In many ways, it's similar to what's currently happening at Apple. They had one product that was accidentally a massive success, now they believe they can do anything.
The difference here comes in the small rectangular shape that is the Wii and the even smaller and more rectangular DS. They were Nintendo's first massive success since the original Game Boy. To give you an idea, for every Wii U, there are roughly 2 GameCubes, 3 N64s, 4 SNESes, 8 NESes, 8 Game Boys, 9 Wiis and 11 DSes. They were such a massive successes. Nintendo is back, they were right all along!
Except they weren't. For, like all new technologies, the Wii was a fad. Soon enough, everyone had moved on to mobile, the 360 and the PS3. But Nintendo had a plan. The Wii's biggest selling point was the motion controller, the DS's the touchscreen. Gimmicks were obviously the way forward. Except again they weren't.
That's where we are today. The 3DS has been a success in Japan, but has been outshined by smartphones everywhere else. The Wii U is so utterly dead that not even the new Zelda has provoked the response Nintendo were hoping for.
As well as this they are hiding their new product for fears of 'copying'. But the idea that someone could make blueprint, prototype and produce a copy in under six months is, quite frankly, ridiculous.

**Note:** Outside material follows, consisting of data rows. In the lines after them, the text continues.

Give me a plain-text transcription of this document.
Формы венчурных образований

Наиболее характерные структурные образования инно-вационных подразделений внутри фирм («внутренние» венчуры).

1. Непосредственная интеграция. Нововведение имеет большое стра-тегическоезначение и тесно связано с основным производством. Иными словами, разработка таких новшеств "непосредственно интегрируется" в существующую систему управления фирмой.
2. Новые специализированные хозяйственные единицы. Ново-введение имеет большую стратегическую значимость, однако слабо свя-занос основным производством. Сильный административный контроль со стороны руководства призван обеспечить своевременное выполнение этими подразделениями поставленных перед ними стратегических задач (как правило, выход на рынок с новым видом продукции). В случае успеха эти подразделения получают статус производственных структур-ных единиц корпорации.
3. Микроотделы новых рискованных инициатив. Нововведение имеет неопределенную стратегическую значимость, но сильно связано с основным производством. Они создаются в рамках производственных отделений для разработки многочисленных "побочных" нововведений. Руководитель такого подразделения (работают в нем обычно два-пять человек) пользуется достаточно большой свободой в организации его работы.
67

The problem here is that Nintendo still have this mindset that they are on top of the world, even though they really aren't. They may have outdone Sony's profits in the last quarter but that's only because Sony is determined to keep their failing mobile business afloat.

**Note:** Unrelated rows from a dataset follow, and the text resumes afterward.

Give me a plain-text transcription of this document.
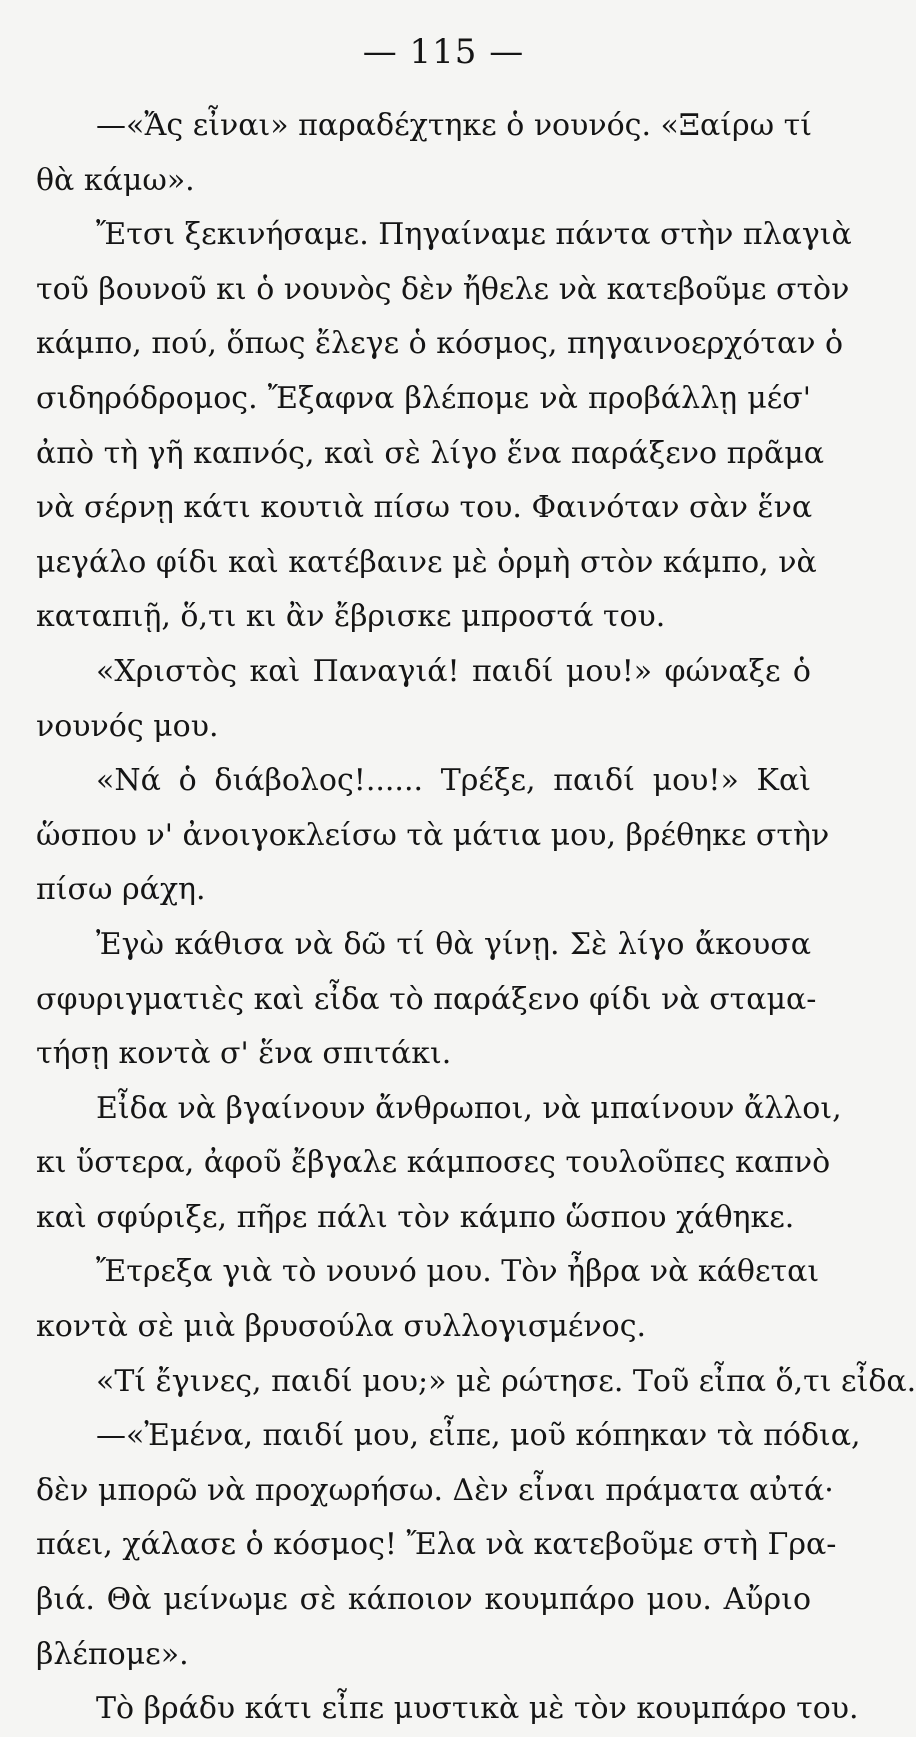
— 115 —
—«Ἄς εἶναι» παραδέχτηκε ὁ νουνός. «Ξαίρω τί
θὰ κάμω».
Ἔτσι ξεκινήσαμε. Πηγαίναμε πάντα στὴν πλαγιὰ
τοῦ βουνοῦ κι ὁ νουνὸς δὲν ἤθελε νὰ κατεβοῦμε στὸν
κάμπο, πού, ὅπως ἔλεγε ὁ κόσμος, πηγαινοερχόταν ὁ
σιδηρόδρομος. Ἔξαφνα βλέπομε νὰ προβάλλῃ μέσ'
ἀπὸ τὴ γῆ καπνός, καὶ σὲ λίγο ἕνα παράξενο πρᾶμα
νὰ σέρνῃ κάτι κουτιὰ πίσω του. Φαινόταν σὰν ἕνα
μεγάλο φίδι καὶ κατέβαινε μὲ ὁρμὴ στὸν κάμπο, νὰ
καταπιῇ, ὅ,τι κι ἂν ἔβρισκε μπροστά του.
«Χριστὸς καὶ Παναγιά! παιδί μου!» φώναξε ὁ
νουνός μου.
«Νά ὁ διάβολος!...... Τρέξε, παιδί μου!» Καὶ
ὥσπου ν' ἀνοιγοκλείσω τὰ μάτια μου, βρέθηκε στὴν
πίσω ράχη.
Ἐγὼ κάθισα νὰ δῶ τί θὰ γίνῃ. Σὲ λίγο ἄκουσα
σφυριγματιὲς καὶ εἶδα τὸ παράξενο φίδι νὰ σταμα-
τήσῃ κοντὰ σ' ἕνα σπιτάκι.
Εἶδα νὰ βγαίνουν ἄνθρωποι, νὰ μπαίνουν ἄλλοι,
κι ὕστερα, ἀφοῦ ἔβγαλε κάμποσες τουλοῦπες καπνὸ
καὶ σφύριξε, πῆρε πάλι τὸν κάμπο ὥσπου χάθηκε.
Ἔτρεξα γιὰ τὸ νουνό μου. Τὸν ἦβρα νὰ κάθεται
κοντὰ σὲ μιὰ βρυσούλα συλλογισμένος.
«Τί ἔγινες, παιδί μου;» μὲ ρώτησε. Τοῦ εἶπα ὅ,τι εἶδα.
—«Ἐμένα, παιδί μου, εἶπε, μοῦ κόπηκαν τὰ πόδια,
δὲν μπορῶ νὰ προχωρήσω. Δὲν εἶναι πράματα αὐτά·
πάει, χάλασε ὁ κόσμος! Ἔλα νὰ κατεβοῦμε στὴ Γρα-
βιά. Θὰ μείνωμε σὲ κάποιον κουμπάρο μου. Αὔριο
βλέπομε».
Τὸ βράδυ κάτι εἶπε μυστικὰ μὲ τὸν κουμπάρο του.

Nintendo might be making money for the time being, but they are far behind the competition. The 3DS is a mobile gaming machine...and nothing more. Against the Vita it has the edge, it's cheaper and has better games. Against mobile? No chance. I love Majora's Mask 3D, but it's not going to make the 3DS a viable mobile competitor. In the home console business, they've failed. Home consoles are almost as much of a hardcore gaming platform as PCs these days (not in hardware, but in audience and content). The Wii U and it's cutesy Mario games might please fans, but it simply won't sell for $60.
Put bluntly, Nintendo has this delusion that they are on top of the world, and that their games will always sell and that the public loves nothing more than gimmicks. That's not going to work Nintendo. Mainstream consumers have shown they would rather play the flashy-est games than have a giant fat touchscreen. Your fans are tired of the fact that you persistently dick them over with crappy sequels to established franchises.
Some may believe that the NX will save Nintendo. But if the rumor mill is proven right, they've done the same thing all over again. A handheld with detachable controllers? Just...no.
What's particularly annoying is that Nintendo's two biggest franchises, Mario and Pokemon, don't even feature astronomical budgets and don't require massive development teams either, so they could be made on the cheap and sold digitally. That's a pile of money right there to fund Nintendo's pursuits. But no. "The captain never abandons his ship" seems to be the office mantra.
If they wanted to fix this, the next system would be about the games. It would feature less anti-consumer exclusivity. It wouldn't try to ship 100 2D Mario levels as a AAA title. But at the current rate it seems that Nintendo would prefer to live in it's own little world, unaware of the fact that they are losing the Console Crusades.
TL;DR, Nintendo's gimmicky consoles and anti-consumer practices are hurting them more than the competition ever will.
Anyway, that's my two cents. I apologize for any grammatical errors that may have come up.